Additional files: Adaptec has now released version 4.71 of their ASPI manager and it works on Windws 98/ME/NT/2000 and XP! Get it for free from Adaptecs page at:
http://www.adaptec.com/worldwide/support/drivers_by_product.html? sess=no&cat=%2fProduct%2fASPI-4.70&prodkey=Windows+ASPI+Package

ftp://ftp.sony.com/ccpg/pc/SCSI1HLP.EXE is the scsi1hlp.vxd file needed to get MSCDEX to work under Windows 98.

How do I use external encoders?
As you know, Audiograbber does not have a built-in mp3 encoder. However, it supports other manufacturers' encoders as plugins. The easiest way to make MP3s with Audiograbber is to install an internal codec. See the download page for info about what codecs are available and how to install them.
If you want, you can also use some of the older command line programs as external encoders - just browse for your external encoder in the mp3 settings dialog. (External command line encoders usually have some extra settings that are not available in their internal dll version).

Which encoder/decoder gives the best sound?
This is a never-ending debate and people have different opinions. Everybody agrees that the encoder is much more important than the decoder anyhow. Connect headphones to your soundcard and do some listening tests yourself - the higher the bitrate, the larger the file and the better the sound quality. If you go for 192 Kbits, you will probably not hear any difference at all between the encoders. You can discuss this topic at MP3.COM's messageboard. The regulars there just loves this question!

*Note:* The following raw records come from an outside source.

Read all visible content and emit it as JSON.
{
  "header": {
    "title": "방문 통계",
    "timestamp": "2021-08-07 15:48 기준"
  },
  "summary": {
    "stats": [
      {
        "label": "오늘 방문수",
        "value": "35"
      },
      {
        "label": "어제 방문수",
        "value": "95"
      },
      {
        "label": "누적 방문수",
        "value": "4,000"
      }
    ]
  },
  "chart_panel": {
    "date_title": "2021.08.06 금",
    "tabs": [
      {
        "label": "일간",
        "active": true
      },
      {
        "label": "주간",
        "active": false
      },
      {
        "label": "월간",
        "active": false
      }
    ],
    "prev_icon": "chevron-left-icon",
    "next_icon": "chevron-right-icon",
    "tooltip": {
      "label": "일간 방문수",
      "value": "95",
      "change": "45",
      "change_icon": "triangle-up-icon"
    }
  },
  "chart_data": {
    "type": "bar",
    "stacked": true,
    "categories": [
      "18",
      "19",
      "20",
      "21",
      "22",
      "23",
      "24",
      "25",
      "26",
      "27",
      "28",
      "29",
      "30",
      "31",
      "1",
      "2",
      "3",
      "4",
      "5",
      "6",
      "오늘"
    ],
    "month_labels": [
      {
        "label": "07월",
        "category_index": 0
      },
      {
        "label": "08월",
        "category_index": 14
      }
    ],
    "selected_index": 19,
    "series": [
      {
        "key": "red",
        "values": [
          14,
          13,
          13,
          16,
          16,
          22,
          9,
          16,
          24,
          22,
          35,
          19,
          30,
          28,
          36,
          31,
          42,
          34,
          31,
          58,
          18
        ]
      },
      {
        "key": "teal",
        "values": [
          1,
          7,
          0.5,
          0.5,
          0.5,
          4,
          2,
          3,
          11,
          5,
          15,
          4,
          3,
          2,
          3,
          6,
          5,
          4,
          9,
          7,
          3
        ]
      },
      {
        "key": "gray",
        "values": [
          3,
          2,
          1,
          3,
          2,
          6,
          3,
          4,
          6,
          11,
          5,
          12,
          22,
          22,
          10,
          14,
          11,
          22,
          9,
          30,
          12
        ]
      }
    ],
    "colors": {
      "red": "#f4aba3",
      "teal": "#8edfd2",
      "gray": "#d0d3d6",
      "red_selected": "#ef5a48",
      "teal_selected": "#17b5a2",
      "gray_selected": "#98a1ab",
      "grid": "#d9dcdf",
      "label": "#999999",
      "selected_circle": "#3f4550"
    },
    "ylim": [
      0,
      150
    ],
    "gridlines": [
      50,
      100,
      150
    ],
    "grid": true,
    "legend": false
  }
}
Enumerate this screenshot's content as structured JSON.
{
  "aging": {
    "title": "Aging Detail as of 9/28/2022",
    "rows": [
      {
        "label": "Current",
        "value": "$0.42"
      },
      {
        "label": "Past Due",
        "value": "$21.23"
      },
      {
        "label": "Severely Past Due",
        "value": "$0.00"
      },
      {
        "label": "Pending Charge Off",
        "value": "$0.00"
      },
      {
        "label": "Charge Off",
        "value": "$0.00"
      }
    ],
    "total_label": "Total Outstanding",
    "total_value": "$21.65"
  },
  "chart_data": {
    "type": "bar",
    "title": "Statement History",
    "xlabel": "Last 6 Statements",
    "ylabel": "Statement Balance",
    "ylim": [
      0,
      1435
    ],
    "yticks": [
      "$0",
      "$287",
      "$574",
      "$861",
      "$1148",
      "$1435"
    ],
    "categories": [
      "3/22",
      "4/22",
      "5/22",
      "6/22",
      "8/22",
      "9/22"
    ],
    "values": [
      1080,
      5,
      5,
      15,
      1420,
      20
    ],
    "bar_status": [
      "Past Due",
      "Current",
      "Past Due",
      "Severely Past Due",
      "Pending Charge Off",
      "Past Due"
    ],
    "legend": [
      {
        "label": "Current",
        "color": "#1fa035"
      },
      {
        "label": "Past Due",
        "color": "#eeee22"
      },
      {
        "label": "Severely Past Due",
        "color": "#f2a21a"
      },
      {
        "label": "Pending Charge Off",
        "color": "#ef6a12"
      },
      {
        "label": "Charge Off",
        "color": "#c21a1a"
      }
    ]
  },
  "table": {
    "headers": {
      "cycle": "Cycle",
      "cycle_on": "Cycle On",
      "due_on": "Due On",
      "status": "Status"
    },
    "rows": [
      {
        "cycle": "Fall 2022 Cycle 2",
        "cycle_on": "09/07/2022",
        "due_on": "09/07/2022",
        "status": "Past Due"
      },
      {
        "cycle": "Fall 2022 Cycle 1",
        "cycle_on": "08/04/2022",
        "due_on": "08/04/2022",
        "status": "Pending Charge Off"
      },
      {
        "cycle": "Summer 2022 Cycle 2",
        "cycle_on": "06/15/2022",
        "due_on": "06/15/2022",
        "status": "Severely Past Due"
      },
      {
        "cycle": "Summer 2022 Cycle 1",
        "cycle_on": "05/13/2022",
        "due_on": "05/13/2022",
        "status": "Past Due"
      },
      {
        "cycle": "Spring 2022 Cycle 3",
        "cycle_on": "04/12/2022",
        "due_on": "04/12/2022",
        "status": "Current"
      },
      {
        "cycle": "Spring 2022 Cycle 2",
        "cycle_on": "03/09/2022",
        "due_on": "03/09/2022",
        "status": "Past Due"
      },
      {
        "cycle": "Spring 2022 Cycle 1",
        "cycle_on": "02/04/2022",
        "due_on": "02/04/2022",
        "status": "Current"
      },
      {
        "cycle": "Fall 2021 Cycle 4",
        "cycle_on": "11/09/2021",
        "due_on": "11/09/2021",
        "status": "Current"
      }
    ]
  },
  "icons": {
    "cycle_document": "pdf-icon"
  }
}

    These are the codecs that can be used as internal codecs in Audiograbber:
  • Fraunhofers acm codecs.
  • QDesigns acm codec. (MP2 codec).
  • BladeEnc's freeware MP3 dll.
  • LAME's freeware MP3 dll.
  • Microsoft WMA. (Microsoft's MP3 competitor, which sounds quite good even at 64 Kbit/s).
  • Microsoft PCM Converter (should be on all computers by default). Useful if you want to make wav files of another format than the normal 44100 hz, 16 bit stereo.
    Here are some encoders that works as external encoders with Audiograbber:
  • Xing. has the absolutely fastest encoders - both the older ToMpg and the newer X3Enc. To use ToMpg, apply these arguments to the Own arguments setting: -L3 -B64 -M0 -S1 -P2. This tells ToMpg to encode using Layer3, 64Kbps/channel (this creates 128Kbps stereo). Increase the -B64 to max 160 for 320kbps. Get it? Their X3Enc works with the default Audiograbber external mp3-encoder settings. It is not possible to buy ToMpg any more, and you can only get X3enc.exe if you buy their stand-alone encoder for $19.95
  • BladeEnc. is a freeware encoder that works with the default Audiograbber external mp3-encoder commands.
  • Plugger 0.4. is another freeware encoder that works with the default Audiograbber external mp3-encoder commands. Encoding speed: 102 seconds.
  • LAME is an acronym for Lame Ain't an MP3 Encoder. In some countries, it is not legal to distribute MP3 encoders without paying Fraunhofer license fees. LAME is therefore normally distributed as source code instead. That seems to be legal! Some countries don't allow software patents, so you can get a working copy of LAME from the download page.
  • Fraunhofer. The older L3ENC was at first the de facto standard encoder, and the program that started this whole MP3 mania. L3enc is now obsolete, but the company has released a newer program called MP3ENC. Both programs work with the default Audiograbber external mp3 encoder commands.
  • JAEP Plugin. Alexander von Gostomski's Real Audio and VQF plugin.

What's next?
I plan to make a version that can rip karaoke CD's (CDG) to .bin files. Built in OGG Vorbis support. A rip and verify rip method (also called secure ripping). I will also look at karaoke MP3's and what that is to see if it can be useful in Audiograbber.